Addressing Tibetans in Ladakh
Shewatsel, Leh, Ladakh, UT, India – More than 6500 members of the Tibetan community living in Ladakh, including schoolboys and schoolgirls, as well as nomads from the Changtang (the Northern Plans) of Ladakh, gathered today at the Tibetan Children’s Village School in Choglamsar on the outskirts of Leh. They made His Holiness the Dalai Lama welcome with a series of performances of singing and dancing. In His Holiness’s address to them he harked back to the circumstances that led him and tens of thousands of Tibetans to seek refuge in India.
“One of the factors that triggered the Lhasa Uprising in March 1959 was the Chinese military authorities stationed in Lhasa having invited me to attend a show by Chinese performers who had recently arrived. I had agreed to go. However, as soon as the Tibetan public came to know the terms and conditions of the invitation laid down by the Chinese General in charge—that I should not be accompanied by any body-guards—they made it clear that they would not let the visit take place.
“By this time, Tibetans had completely ceased to trust the Communist authorities and had lost hope that circumstances would improve. Consequently, more than 10,000 Tibetans surrounded the Norbulingka Palace to defend it. In addition, they pleaded with me not go to the Chinese military camp under any circumstances.
“In the meantime, representatives of the Chinese military called upon my officials to tell them exactly where in the palace I was staying in order that they could avoid shelling that building should they feel bound to attack. This was a distinctly ambiguous request that reassured no one.
“Having sought advice from several sources, including mystical divination, I decided to leave the Norbulingka on the night of 17th March at around 10 pm. Before I left, I bade farewell to the protector Mahakala, whose statue stood in one of the prayer halls.
“Towards the end of our precarious journey to freedom, as we approached the border with India near Tawang, we received a message that the Government of India would make us welcome. It was such a relief to be met by Indian officials, some of whom I had befriended when I came to India to join the Buddha Jayanti celebrations in 1956.
“Although we were refugees coming into exile, we were treated as ‘guests of the people and Government of India’. Their kindness to us for more than six decades has been immense. We shall be forever grateful to them.”
His Holiness quoted a verse from the Final Dedication Prayer of ‘The Great Treatise on the Stages of the Path to Enlightenment’ by Jé Tsongkhapa:
Whilst sincerely striving in the ten activities
Of the supreme vehicle, the Mahayana,
May I always be helped by powerful deities
And may an ocean of good luck spread everywhere.

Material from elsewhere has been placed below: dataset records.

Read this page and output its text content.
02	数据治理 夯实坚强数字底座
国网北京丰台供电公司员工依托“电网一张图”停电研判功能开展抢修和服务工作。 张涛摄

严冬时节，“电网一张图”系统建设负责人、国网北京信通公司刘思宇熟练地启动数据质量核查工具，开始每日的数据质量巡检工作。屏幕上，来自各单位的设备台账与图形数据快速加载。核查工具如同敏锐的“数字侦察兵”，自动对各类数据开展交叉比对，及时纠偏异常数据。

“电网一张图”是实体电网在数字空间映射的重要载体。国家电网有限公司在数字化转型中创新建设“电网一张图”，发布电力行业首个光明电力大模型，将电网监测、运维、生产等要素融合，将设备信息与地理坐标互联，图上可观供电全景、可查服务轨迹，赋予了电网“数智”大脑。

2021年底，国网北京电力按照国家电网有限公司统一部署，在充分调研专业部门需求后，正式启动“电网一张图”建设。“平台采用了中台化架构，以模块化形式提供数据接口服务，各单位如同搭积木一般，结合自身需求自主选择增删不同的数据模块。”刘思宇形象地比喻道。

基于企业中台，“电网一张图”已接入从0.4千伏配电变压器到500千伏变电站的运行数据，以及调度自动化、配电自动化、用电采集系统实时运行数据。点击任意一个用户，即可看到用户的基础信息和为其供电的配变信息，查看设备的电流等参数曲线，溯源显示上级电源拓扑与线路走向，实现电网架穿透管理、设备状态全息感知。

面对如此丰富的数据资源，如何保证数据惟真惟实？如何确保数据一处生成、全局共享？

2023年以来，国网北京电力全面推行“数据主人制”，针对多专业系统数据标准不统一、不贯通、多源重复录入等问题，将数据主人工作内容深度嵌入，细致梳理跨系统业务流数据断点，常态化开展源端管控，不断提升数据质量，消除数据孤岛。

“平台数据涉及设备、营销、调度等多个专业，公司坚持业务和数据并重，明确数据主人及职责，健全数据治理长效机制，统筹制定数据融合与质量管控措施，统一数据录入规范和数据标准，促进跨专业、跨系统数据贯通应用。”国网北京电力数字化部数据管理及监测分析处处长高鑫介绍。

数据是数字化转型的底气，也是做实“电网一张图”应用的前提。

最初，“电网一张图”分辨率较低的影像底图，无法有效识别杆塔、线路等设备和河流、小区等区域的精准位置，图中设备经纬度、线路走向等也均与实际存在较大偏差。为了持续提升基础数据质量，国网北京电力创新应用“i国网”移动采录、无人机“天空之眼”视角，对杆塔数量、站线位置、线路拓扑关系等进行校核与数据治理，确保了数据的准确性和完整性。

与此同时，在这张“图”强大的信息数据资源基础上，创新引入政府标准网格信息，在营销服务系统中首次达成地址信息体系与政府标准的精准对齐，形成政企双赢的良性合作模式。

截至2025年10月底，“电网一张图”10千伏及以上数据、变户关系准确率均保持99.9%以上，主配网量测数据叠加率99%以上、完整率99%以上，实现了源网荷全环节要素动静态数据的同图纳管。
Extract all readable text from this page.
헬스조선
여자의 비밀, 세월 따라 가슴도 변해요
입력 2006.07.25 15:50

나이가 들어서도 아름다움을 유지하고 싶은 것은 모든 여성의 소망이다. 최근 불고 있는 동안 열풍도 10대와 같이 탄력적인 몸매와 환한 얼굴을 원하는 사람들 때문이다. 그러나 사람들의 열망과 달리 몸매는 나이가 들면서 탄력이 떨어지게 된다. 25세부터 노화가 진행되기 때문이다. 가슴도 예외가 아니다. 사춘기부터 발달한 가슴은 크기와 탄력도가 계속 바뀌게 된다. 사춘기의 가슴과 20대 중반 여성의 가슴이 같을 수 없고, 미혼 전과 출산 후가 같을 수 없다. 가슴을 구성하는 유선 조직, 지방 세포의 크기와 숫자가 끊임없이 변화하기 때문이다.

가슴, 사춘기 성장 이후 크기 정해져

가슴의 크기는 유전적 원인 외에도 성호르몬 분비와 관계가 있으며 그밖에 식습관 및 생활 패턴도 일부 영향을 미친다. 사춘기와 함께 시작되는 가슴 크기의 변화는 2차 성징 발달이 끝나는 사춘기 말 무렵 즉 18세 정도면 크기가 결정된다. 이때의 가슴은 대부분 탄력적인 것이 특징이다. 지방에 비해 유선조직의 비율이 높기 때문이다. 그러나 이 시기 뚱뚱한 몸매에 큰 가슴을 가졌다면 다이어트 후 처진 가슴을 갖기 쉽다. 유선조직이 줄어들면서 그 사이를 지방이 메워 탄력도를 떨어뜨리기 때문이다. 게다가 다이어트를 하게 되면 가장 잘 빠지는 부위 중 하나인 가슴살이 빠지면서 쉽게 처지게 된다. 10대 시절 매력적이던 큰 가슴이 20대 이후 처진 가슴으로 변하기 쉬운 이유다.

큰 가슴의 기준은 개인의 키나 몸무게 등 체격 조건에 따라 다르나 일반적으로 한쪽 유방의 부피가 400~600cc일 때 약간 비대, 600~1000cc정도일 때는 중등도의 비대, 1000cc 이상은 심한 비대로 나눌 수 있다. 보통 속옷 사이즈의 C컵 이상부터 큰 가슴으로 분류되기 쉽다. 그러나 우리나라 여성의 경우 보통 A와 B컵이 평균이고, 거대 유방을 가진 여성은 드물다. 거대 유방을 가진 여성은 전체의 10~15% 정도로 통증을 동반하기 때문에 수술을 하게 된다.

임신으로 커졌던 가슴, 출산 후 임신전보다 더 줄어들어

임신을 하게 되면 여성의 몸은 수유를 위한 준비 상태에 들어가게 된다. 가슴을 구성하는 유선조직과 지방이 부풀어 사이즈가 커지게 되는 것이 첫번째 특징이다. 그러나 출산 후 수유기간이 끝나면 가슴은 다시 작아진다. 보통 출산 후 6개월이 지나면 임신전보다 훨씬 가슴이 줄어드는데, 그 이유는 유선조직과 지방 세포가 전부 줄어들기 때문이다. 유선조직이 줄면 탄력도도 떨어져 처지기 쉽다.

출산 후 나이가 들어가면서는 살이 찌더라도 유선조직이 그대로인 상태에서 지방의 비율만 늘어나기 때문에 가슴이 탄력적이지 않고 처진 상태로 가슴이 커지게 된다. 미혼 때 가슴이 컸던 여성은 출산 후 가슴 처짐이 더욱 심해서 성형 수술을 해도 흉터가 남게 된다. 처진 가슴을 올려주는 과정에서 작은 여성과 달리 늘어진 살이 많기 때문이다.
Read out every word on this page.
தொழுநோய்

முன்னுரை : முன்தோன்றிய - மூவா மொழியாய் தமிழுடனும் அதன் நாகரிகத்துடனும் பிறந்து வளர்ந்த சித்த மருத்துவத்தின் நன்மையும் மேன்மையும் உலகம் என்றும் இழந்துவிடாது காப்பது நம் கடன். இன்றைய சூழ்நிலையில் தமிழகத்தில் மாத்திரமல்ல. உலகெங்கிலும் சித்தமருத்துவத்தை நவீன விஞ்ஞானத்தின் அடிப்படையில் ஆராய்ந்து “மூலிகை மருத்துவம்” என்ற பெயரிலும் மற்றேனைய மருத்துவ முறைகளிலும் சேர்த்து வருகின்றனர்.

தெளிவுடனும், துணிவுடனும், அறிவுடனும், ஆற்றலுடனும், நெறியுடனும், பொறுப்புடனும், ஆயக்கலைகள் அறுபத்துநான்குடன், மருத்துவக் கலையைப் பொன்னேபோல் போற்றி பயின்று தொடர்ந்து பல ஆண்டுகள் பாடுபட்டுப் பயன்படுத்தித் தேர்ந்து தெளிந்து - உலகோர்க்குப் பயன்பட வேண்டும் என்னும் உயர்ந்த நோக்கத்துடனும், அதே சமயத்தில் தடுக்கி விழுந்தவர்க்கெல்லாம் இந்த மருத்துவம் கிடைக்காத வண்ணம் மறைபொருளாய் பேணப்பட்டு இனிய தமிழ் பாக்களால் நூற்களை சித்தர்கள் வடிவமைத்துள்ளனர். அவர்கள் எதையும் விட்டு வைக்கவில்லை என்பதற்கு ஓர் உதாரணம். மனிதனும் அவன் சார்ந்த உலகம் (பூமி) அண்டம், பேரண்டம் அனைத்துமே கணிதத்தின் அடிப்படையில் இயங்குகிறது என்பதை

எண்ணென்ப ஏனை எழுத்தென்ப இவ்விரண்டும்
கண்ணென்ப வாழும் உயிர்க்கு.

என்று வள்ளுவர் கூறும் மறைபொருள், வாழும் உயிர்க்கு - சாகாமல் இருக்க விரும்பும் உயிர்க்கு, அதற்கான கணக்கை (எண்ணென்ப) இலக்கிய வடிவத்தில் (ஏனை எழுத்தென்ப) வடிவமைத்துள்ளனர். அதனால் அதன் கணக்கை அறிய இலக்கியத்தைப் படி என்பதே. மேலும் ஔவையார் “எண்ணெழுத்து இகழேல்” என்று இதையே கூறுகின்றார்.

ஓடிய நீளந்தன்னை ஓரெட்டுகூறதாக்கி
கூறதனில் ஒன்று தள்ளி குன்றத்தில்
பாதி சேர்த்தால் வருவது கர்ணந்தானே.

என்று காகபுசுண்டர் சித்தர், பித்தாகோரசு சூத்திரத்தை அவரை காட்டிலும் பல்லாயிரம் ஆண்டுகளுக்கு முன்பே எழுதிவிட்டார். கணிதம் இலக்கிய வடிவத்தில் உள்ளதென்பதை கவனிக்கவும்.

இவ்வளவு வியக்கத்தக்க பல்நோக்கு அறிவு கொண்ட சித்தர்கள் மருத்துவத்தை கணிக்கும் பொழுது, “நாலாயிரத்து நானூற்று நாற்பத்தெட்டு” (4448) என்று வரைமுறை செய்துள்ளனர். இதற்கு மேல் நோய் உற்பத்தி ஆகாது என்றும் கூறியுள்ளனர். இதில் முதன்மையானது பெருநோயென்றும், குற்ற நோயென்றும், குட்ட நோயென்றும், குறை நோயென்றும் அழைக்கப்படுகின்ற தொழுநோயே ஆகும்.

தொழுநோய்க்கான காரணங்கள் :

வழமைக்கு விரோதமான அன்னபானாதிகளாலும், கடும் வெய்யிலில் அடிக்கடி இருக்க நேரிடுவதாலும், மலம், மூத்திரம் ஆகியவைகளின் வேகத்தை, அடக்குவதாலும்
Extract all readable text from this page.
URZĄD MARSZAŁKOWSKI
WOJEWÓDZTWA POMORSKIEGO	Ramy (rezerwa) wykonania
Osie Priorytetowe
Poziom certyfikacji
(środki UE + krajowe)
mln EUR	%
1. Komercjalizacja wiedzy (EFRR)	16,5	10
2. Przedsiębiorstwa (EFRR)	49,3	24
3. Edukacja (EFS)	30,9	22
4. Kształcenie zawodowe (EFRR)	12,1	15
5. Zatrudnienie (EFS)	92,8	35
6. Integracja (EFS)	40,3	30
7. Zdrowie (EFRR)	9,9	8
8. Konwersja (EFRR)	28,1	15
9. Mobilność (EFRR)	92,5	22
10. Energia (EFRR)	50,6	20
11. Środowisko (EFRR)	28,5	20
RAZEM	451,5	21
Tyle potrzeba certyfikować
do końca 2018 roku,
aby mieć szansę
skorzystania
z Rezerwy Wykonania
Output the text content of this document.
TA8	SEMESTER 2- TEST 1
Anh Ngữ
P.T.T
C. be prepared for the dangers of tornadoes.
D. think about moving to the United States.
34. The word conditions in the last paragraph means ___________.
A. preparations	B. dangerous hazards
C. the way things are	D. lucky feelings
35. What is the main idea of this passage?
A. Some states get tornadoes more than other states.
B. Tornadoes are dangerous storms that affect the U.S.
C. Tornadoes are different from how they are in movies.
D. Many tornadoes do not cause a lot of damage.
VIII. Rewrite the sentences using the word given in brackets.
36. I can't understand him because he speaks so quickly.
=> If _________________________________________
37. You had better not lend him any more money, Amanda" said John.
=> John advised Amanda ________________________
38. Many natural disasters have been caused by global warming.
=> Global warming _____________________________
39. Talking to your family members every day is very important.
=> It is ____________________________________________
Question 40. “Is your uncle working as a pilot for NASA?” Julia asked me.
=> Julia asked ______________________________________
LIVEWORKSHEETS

His Holiness added that over all these years he has been guided by an aspiration that Tsongkhapa makes elsewhere in the same text:
Moved by great compassion, may I illuminate
The sublime precious teaching [of the Buddha]
Wherever it has not spread before,
And wherever it has spread but has declined.
His Holiness described Tibetan people’s spirit as undaunted. He stated that their faith and trust in him is unwavering. What’s more, he said, Tibetans are close-knit and resilient in their approach to life.
“The people of the Himalayan region,” His Holiness went on, “share the same Buddhist cultural heritage with Tibetans. Because of their steadfast courage, Chinese communists are questioning their policy with regard to Tibetans. Among scholars and scientists, there is a great deal of interest in learning from our tradition, particularly with regard to what we understand about the mind and emotions, and the means to tackle destructive emotions.
“Times are changing and truth will prevail. There are indications that things will change for the better in China before long. Therefore, please remain strong and preserve your sense of brotherhood and sisterhood. Be cheerful and remain at ease.”
Turning to the people of the Himalayas, His Holiness urged them to take an active interest in the teaching of the Buddha by listening to teachers and reading books, reflecting on what they’ve learned and meditating on what they’ve understood.
In conclusion, His Holiness said he was pleased to see so many young faces in the audience—an indication of the bright future that lies ahead.